Bien sûr il aurait pu comme jadis désespérer, pleurer
le temps passé, subir la tyrannie de l’impermanence des
choses. Mais Jack n’était plus dans cette vie là. Même si
l’automne avait toujours pour lui un peu de cette fragrance
de désespérance lorsqu’il en humait le parfum, Jack
appréciait maintenant les frissons que cette saison faisait
naître en lui au jour le jour, d’instant en instant. Il en
savourait les brumes légères qui venaient quelquefois
recouvrir le paysage, la lumière profonde du ciel, la saveur
des fruits mûrs, le riche chatoiement des vives couleurs.
Chacun de ces instants lui semblait avoir un temps propre.

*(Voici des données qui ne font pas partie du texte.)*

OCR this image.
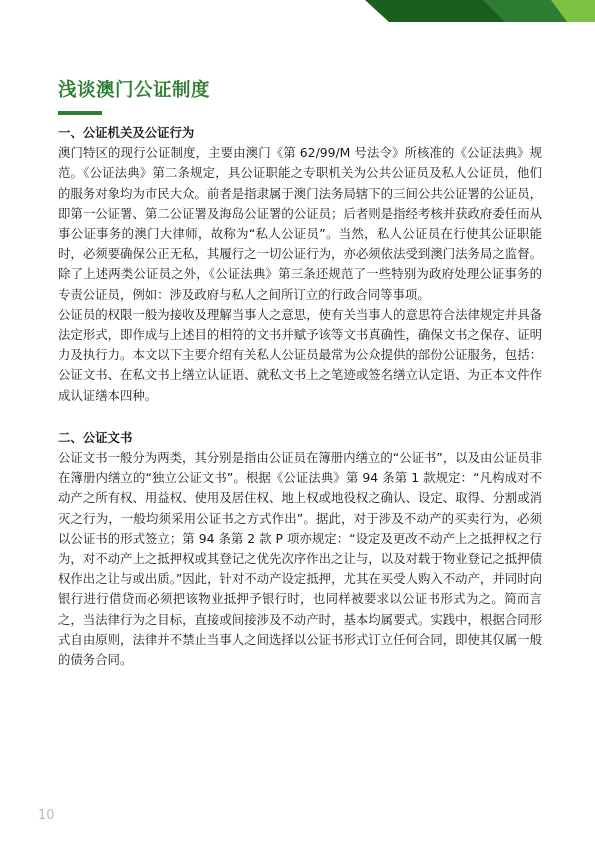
浅谈澳门公证制度
一、公证机关及公证行为

澳门特区的现行公证制度，主要由澳门《第 62/99/M 号法令》所核准的《公证法典》规范。《公证法典》第二条规定，具公证职能之专职机关为公共公证员及私人公证员，他们的服务对象均为市民大众。前者是指隶属于澳门法务局辖下的三间公共公证署的公证员，即第一公证署、第二公证署及海岛公证署的公证员；后者则是指经考核并获政府委任而从事公证事务的澳门大律师，故称为“私人公证员”。当然，私人公证员在行使其公证职能时，必须要确保公正无私，其履行之一切公证行为，亦必须依法受到澳门法务局之监督。 除了上述两类公证员之外，《公证法典》第三条还规范了一些特别为政府处理公证事务的专责公证员，例如：涉及政府与私人之间所订立的行政合同等事项。

公证员的权限一般为接收及理解当事人之意思，使有关当事人的意思符合法律规定并具备法定形式，即作成与上述目的相符的文书并赋予该等文书真确性，确保文书之保存、证明力及执行力。本文以下主要介绍有关私人公证员最常为公众提供的部份公证服务，包括：公证文书、在私文书上缮立认证语、就私文书上之笔迹或签名缮立认定语、为正本文件作成认证缮本四种。

二、公证文书

公证文书一般分为两类，其分别是指由公证员在簿册内缮立的“公证书”，以及由公证员非在簿册内缮立的“独立公证文书”。根据《公证法典》第 94 条第 1 款规定：“凡构成对不动产之所有权、用益权、使用及居住权、地上权或地役权之确认、设定、取得、分割或消灭之行为，一般均须采用公证书之方式作出”。据此，对于涉及不动产的买卖行为，必须以公证书的形式签立；第 94 条第 2 款 P 项亦规定：“设定及更改不动产上之抵押权之行为，对不动产上之抵押权或其登记之优先次序作出之让与，以及对载于物业登记之抵押债权作出之让与或出质。”因此，针对不动产设定抵押，尤其在买受人购入不动产，并同时向银行进行借贷而必须把该物业抵押予银行时，也同样被要求以公证书形式为之。简而言之，当法律行为之目标，直接或间接涉及不动产时，基本均属要式。实践中，根据合同形式自由原则，法律并不禁止当事人之间选择以公证书形式订立任何合同，即使其仅属一般的债务合同。

10
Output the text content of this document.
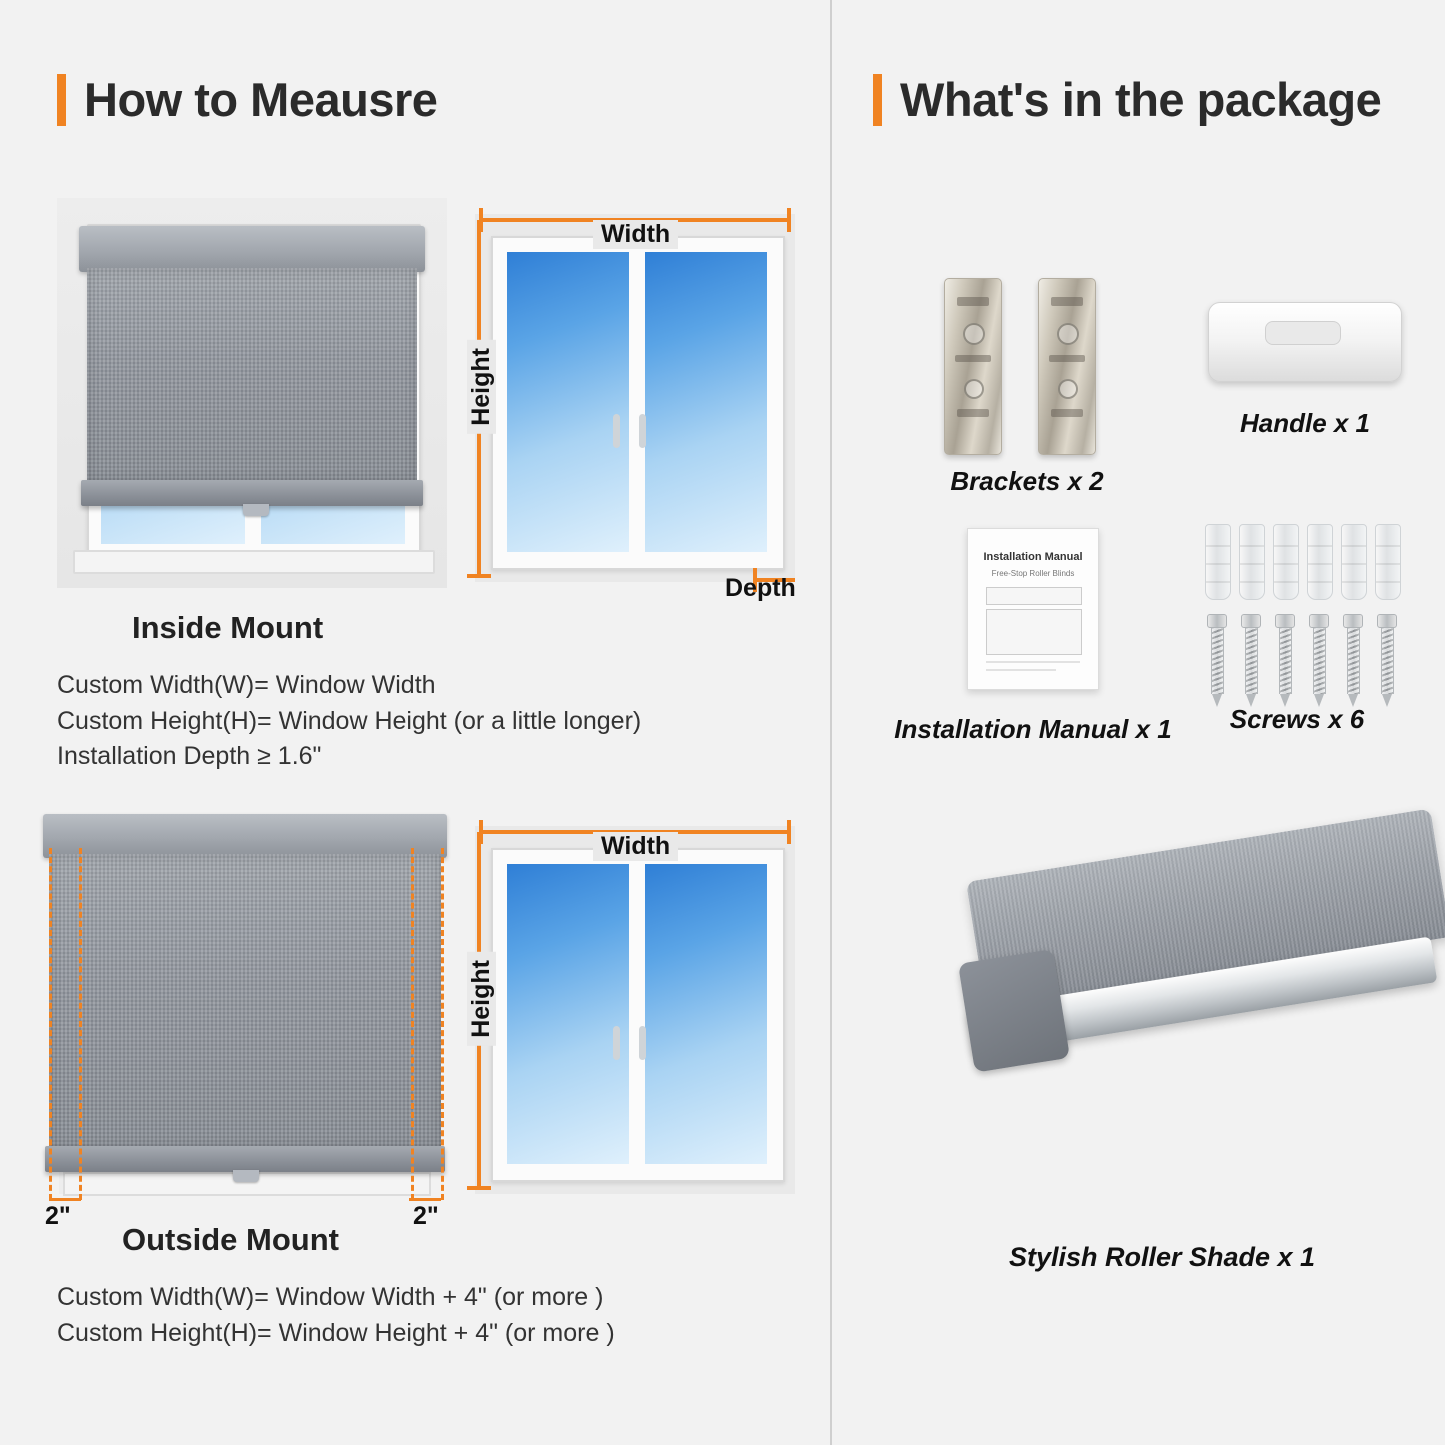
How to Meausre
Width
Height
Depth
Inside Mount
Custom Width(W)= Window Width
Custom Height(H)= Window Height (or a little longer)
Installation Depth ≥ 1.6"
2"	2"
Width
Height
Outside Mount
Custom Width(W)= Window Width + 4" (or more )
Custom Height(H)= Window Height + 4" (or more )
What's in the package
Brackets x 2
Handle x 1
Installation Manual
Free-Stop Roller Blinds
Installation Manual x 1	Screws x 6
Stylish Roller Shade x 1
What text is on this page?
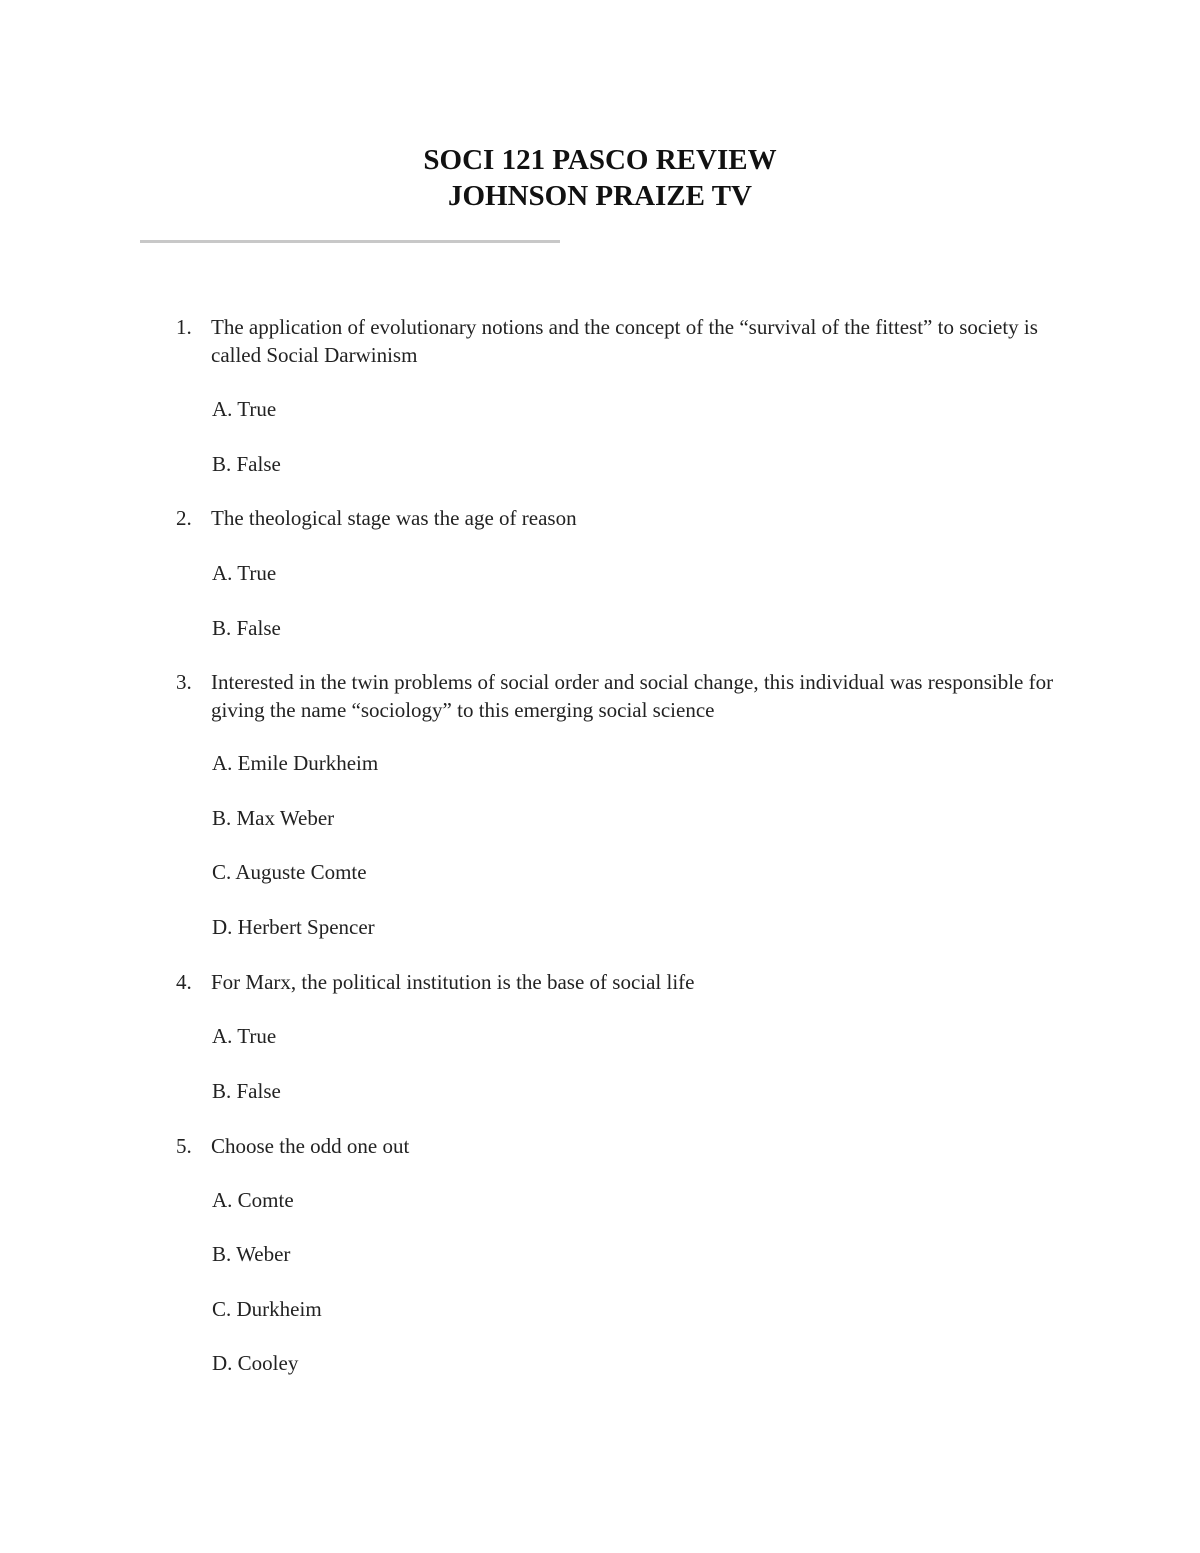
SOCI 121 PASCO REVIEW
JOHNSON PRAIZE TV
1. The application of evolutionary notions and the concept of the “survival of the fittest” to society is called Social Darwinism
A. True
B. False
2. The theological stage was the age of reason
A. True
B. False
3. Interested in the twin problems of social order and social change, this individual was responsible for giving the name “sociology” to this emerging social science
A. Emile Durkheim
B. Max Weber
C. Auguste Comte
D. Herbert Spencer
4. For Marx, the political institution is the base of social life
A. True
B. False
5. Choose the odd one out
A. Comte
B. Weber
C. Durkheim
D. Cooley
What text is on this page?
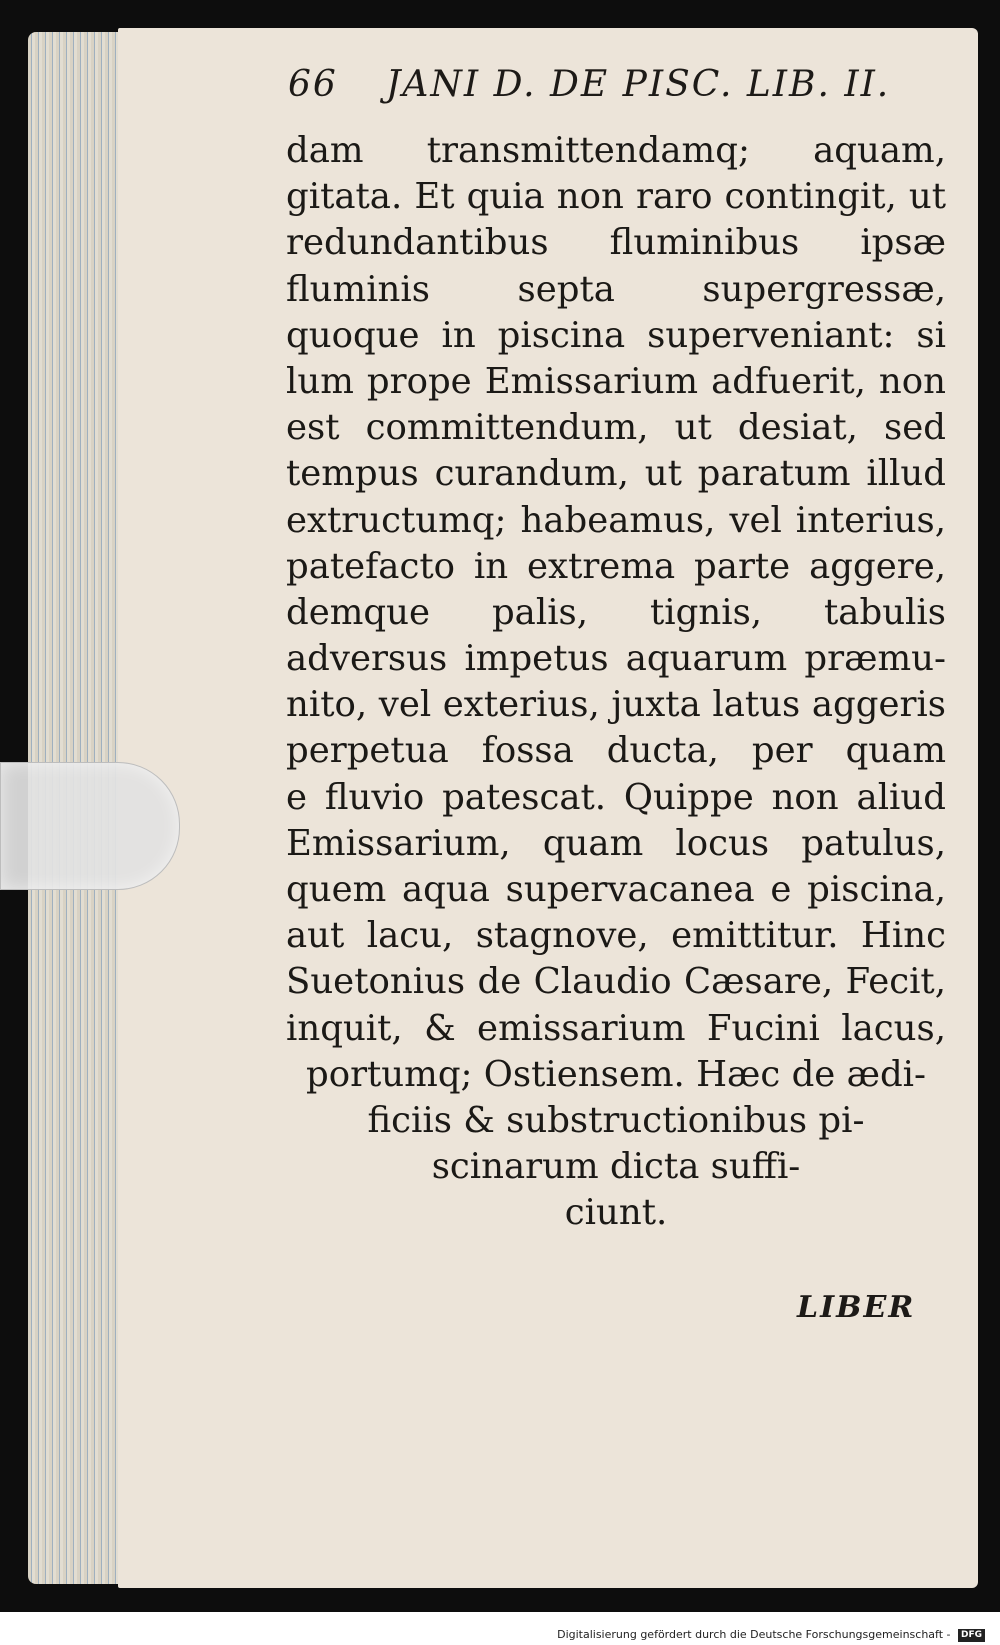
66 JANI D. DE PISC. LIB. II.
dam transmittendamq; aquam,
gitata. Et quia non raro contingit, ut
redundantibus fluminibus ipsæ
fluminis septa supergressæ,
quoque in piscina superveniant: si
lum prope Emissarium adfuerit, non
est committendum, ut desiat, sed
tempus curandum, ut paratum illud
extructumq; habeamus, vel interius,
patefacto in extrema parte aggere,
demque palis, tignis, tabulis
adversus impetus aquarum præmu-
nito, vel exterius, juxta latus aggeris
perpetua fossa ducta, per quam
e fluvio patescat. Quippe non aliud
Emissarium, quam locus patulus,
quem aqua supervacanea e piscina,
aut lacu, stagnove, emittitur. Hinc
Suetonius de Claudio Cæsare, Fecit,
inquit, & emissarium Fucini lacus,
portumq; Ostiensem. Hæc de ædi-
ficiis & substructionibus pi-
scinarum dicta suffi-
ciunt.
LIBER
Digitalisierung gefördert durch die Deutsche Forschungsgemeinschaft - DFG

Il avait rompu dans sa tête le fil ininterrompu qu’il prêtait
auparavant au temps, avec sa succession rigide qui lui
conférait ce caractère d’irrémédiabilité et d’imminence
particulièrement angoissant. Jack acceptait
l’impermanence parce qu’elle l’enrichissait au lieu de le
déposséder, lui faisait connaître une chaîne d’événements
sans liens temporels qui les auraient reliés de façon
maladive en une succession susceptible de figurer à ses
yeux une suite chaotique et heurtée. Au sein de son
approximation à lui, l’un de ces épisodes pouvait s’avérer
démesurément long et merveilleusement riche, l’autre
ridiculement court et insignifiant. Il aurait pu, par le
subterfuge de sa mémoire, interrompre le temps de l’un de
ces instants, ou au contraire le rendre presque subliminal
tant il l’aurait zappé dans sa tête pour se projeter dans la
suite des événements à venir. Le temps, devenu son temps,
dont la représentation fluctuait, s’inscrivait dans un ordre
dont une succession linéaire de mots ou de représentations
devenait impuissante à rendre compte. Oui, plusieurs
pages temporelles restaient désormais ouvertes
simultanément dans l’esprit de Jack, et dans son corps tout
entier.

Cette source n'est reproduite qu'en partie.